Grace Slick plays – and paints – Monterey Pop

Grace Slick plays – and paints – Monterey Pop

Grace Slick is one of the few rock artists who declared that they wouldn’t perform on stage past age 30—and stuck to it.

(Mick Jagger, famously, was another.)

She split from the Jefferson Starship soon after reaching that landmark age, returning only a couple of times for fundraising concerts and short tours. One show is here on Qello, titled The Definitive Concert, recorded in 1983, when Grace was – yikes! – almost 45.

After a final, final show in 1989, Slick retired to Malibu, where she got involved in animal causes and took up painting.

Nowadays, when she tours, it’s to appear at traveling exhibits of her artwork.

A few years ago, she invited me to a showing at a hotel in downtown San Francisco. When I got to the table where she was receiving guests, she told me she had something for me. It turned out to be a new painting, called “Monterey,” a colorful rendering of the watershed pop festival of 1967. She painted the California fairgrounds, with a backdrop of concession stands, including one featuring Rolling Stone and Creem magazines. Up front was a coterie of artists: Jimi Hendrix, Jerry Garcia, David Crosby, Mama Cass, Otis Redding, Pete Townshend, Roger Daltrey, Keith Moon, Neil Young, various members of the Airplane, Ravi Shankar, Ghandi, and a special guest: a white rabbit.

She pointed to a figure standing behind Jimi and Brian Jones, in the lower right corner. “That’s you,” she said. “No, it’s not,” I replied.
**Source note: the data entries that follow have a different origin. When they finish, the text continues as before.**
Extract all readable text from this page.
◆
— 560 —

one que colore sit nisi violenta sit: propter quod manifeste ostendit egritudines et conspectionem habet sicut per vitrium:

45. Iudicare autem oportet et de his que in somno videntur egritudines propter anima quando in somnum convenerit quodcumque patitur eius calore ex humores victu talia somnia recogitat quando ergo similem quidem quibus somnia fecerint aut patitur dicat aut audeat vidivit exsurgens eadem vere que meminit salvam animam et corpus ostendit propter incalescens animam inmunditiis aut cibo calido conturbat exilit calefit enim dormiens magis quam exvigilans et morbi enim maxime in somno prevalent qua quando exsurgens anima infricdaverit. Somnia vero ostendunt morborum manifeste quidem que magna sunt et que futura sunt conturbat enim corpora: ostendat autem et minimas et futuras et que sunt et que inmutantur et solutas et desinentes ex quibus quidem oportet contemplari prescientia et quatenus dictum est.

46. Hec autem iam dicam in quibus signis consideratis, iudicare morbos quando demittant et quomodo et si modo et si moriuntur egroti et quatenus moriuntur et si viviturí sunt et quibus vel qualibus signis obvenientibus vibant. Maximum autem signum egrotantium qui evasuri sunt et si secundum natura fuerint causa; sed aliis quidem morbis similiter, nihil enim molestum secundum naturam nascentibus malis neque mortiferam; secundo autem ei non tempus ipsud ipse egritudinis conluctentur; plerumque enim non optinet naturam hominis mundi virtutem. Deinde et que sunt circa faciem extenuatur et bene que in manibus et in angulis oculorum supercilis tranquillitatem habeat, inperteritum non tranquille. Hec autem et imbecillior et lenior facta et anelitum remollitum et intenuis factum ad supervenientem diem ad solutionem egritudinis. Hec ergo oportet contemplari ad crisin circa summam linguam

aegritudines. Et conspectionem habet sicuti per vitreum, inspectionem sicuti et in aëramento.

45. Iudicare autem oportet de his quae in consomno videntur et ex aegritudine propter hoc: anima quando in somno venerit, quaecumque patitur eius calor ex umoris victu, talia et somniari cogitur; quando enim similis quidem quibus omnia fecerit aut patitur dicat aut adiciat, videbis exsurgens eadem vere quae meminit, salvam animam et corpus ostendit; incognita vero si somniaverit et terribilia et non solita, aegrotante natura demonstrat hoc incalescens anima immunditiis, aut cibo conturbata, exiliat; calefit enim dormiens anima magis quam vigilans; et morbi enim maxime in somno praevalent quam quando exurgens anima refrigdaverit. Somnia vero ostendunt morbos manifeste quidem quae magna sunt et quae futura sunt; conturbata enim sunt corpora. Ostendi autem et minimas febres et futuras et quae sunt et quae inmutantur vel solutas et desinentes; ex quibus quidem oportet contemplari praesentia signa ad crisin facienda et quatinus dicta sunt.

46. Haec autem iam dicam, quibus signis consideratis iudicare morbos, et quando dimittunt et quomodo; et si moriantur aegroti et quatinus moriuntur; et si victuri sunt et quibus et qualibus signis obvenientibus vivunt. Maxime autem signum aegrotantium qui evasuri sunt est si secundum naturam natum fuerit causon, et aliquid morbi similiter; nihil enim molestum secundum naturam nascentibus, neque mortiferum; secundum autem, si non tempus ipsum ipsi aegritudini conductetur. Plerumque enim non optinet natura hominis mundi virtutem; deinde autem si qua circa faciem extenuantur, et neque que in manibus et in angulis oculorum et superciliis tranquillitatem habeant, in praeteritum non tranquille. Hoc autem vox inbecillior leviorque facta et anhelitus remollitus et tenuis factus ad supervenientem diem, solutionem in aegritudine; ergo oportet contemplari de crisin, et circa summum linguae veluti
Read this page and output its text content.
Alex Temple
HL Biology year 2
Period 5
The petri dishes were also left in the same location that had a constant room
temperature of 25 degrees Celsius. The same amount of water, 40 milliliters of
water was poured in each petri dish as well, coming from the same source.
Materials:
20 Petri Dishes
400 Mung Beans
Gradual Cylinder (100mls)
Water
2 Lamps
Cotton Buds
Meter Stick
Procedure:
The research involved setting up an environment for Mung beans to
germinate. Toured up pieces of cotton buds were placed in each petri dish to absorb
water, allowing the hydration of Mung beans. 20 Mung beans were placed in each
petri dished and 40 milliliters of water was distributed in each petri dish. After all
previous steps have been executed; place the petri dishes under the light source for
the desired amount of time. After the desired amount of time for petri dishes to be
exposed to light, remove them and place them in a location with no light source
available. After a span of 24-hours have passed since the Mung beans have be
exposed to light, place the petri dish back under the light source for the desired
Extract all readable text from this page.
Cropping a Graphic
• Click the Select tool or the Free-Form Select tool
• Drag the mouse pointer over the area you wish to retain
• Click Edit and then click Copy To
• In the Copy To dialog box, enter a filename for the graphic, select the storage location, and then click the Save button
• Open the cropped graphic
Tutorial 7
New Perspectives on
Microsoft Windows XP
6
It was a bespectacled young man in a blue shirt. I wear glasses as well as the occasional blue shirt. But this guy had a curtain of black hair more befitting…well, Grace Slick. “I never had long hair like that,” I said. “Yes, you did,” said Grace. “I remember.”

Actually, I didn’t, but, having just been presented with a lovely gift, I was not about to continue to argue, or to ask her who she thought, between the two of us, had more acid trips. (I had one, and it was more a stumble than a trip.) As for the fact that I wasn’t there, and that Rolling Stone wouldn’t publish its first issue until later that year, she shrugged an artistic licensing kind of a shrug. “You should have been there,” she said, and she was right about that.

Here’s a photo of the painting. Good luck finding me. Besides the illustration, Slick offered a few words, many years and insights after the fact:

“Throughout history there have been delightful little blobs of collective hope,” she wrote. “For a couple of years in the late Sixties, no matter what was going on in the world, our generation happily assumed that with love and education we could change outdated social systems. One huge thing that we missed: Ninety percent of the population is genetically imbued with sub-mediocre reasoning skills. No matter how much you hug them or read to them, there’s no correcting stupid.”